W kolejnym meczu kontrolnym Motor Lublin zremisował z Wisłą Sandomierz 2:2. W poniedziałek podopieczni trenerów Mariusza Sawy i Pawła Kamińskiego wyjeżdżają na obóz do Mielca
Szkoleniowcy obu ekip zdecydowali się wystawić praktycznie zupełnie inne jedenastki. I lepiej wyszła na tym Wisła. Dwa razy Pawła Skrzypka pokonał były napastnik Motoru Jarosław Pacholarz i zawody zakończyły się ostatecznie remisem 2:2.
– To był dla nas kolejny mecz kontrolny. Najważniejsze, że chłopaki mieli okazję pobiegać i zaliczyli kolejną jednostkę treningową. Do wyniku nie przywiązujemy na tym etapie jakiejś wielkiej uwagi – wyjaśnia Paweł Kamiński, drugi trener Motoru. W sparingu nie wziął udziału Kamil Stachyra. „Kapi” po meczu z Legią II narzeka na drobny uraz.
W ekipie z Lublina pokazał się ofensywny pomocnik z Ukrainy. I wypadł na tyle dobrze, że jeżeli porozumie się z działaczami w kwestiach finansowych, to zostanie w drużynie. – Pokazał się z dobrej strony i na pewno wzmocniłby u nas rywalizację w środku pola. Chcielibyśmy go pozyskać, jednak teraz musimy się porozumieć, co do kontraktu – dodaje trener Kamiński. Wszystko wskazuje jednak na to, że nic nie wyjdzie z zapowiadanego od kilku tygodni powrotu Igora Migalewskiego. Napastnik z Ukrainy od dłuższego czasu nie może załatwić wszystkich formalności, niezbędnych do pobytu w Polsce. I nic nie wskazuje na to, żeby w najbliższych tygodniach ta sytuacja miała się zmienić.

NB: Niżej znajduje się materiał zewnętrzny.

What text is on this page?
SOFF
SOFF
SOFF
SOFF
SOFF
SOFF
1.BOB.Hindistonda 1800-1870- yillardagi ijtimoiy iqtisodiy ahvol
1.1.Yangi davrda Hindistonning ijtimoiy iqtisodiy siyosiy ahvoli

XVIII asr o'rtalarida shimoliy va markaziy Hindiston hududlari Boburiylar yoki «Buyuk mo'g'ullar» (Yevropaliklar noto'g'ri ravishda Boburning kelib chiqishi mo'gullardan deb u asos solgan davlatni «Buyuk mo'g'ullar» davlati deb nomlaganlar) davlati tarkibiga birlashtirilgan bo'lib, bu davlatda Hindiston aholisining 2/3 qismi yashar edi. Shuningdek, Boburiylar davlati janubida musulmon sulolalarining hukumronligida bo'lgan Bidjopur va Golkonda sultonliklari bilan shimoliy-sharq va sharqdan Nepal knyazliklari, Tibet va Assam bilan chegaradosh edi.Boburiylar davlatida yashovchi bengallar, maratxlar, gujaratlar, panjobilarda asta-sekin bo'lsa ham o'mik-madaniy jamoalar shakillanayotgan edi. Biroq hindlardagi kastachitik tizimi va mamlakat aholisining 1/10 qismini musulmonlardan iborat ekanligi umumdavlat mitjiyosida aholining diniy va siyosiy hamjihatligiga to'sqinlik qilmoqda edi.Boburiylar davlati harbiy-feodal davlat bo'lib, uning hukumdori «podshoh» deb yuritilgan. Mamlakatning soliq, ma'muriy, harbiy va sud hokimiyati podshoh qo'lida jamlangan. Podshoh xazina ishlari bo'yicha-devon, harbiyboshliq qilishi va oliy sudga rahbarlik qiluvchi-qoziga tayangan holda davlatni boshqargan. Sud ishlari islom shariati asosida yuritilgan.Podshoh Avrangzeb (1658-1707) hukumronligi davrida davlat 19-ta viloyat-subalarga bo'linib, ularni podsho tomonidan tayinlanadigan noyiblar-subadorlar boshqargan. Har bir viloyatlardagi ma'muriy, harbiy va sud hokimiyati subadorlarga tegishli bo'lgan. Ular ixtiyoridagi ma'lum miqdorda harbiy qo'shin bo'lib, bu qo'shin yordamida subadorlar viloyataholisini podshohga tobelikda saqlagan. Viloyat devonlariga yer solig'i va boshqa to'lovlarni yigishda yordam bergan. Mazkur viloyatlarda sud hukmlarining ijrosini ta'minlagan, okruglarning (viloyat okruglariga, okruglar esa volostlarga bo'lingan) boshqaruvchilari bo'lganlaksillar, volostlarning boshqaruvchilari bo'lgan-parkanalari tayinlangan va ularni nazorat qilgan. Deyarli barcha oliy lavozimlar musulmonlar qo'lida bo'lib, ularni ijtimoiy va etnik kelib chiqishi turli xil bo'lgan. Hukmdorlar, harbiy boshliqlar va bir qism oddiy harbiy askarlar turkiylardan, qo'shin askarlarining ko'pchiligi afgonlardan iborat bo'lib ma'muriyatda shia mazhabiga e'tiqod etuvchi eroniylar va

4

Dzisiaj piłkarze Motoru wyjeżdżają na krótkie zgrupowanie. Ostatecznie zespół uda się do Mielca, a nie do Dębicy. W sobotę na zakończenie obozu zmierzy się z tamtejszą Stalą. Być może w środę uda się jeszcze zorganizować kolejny mecz kontrolny. W grę wchodzi potyczka z Wisłą Puławy.
Motor Lublin – Wisła Sandomierz 2:2 (2:0)
Bramki: Mroczek 2 – Pacholarz 2.
Motor: Lipiec – Kłyk, Komor, Karwan, Falisiewicz, Jabkowski, Piekarski, zawodnik testowany, Muszyński, Myśliwiecki, Mroczek oraz Skrzypek, Kazubski, Armaciński, Burczaniuk, Tywoniuk, Czułowski, Ptaszyński, Gęborys, Kamiński, Wolski, Szymanek.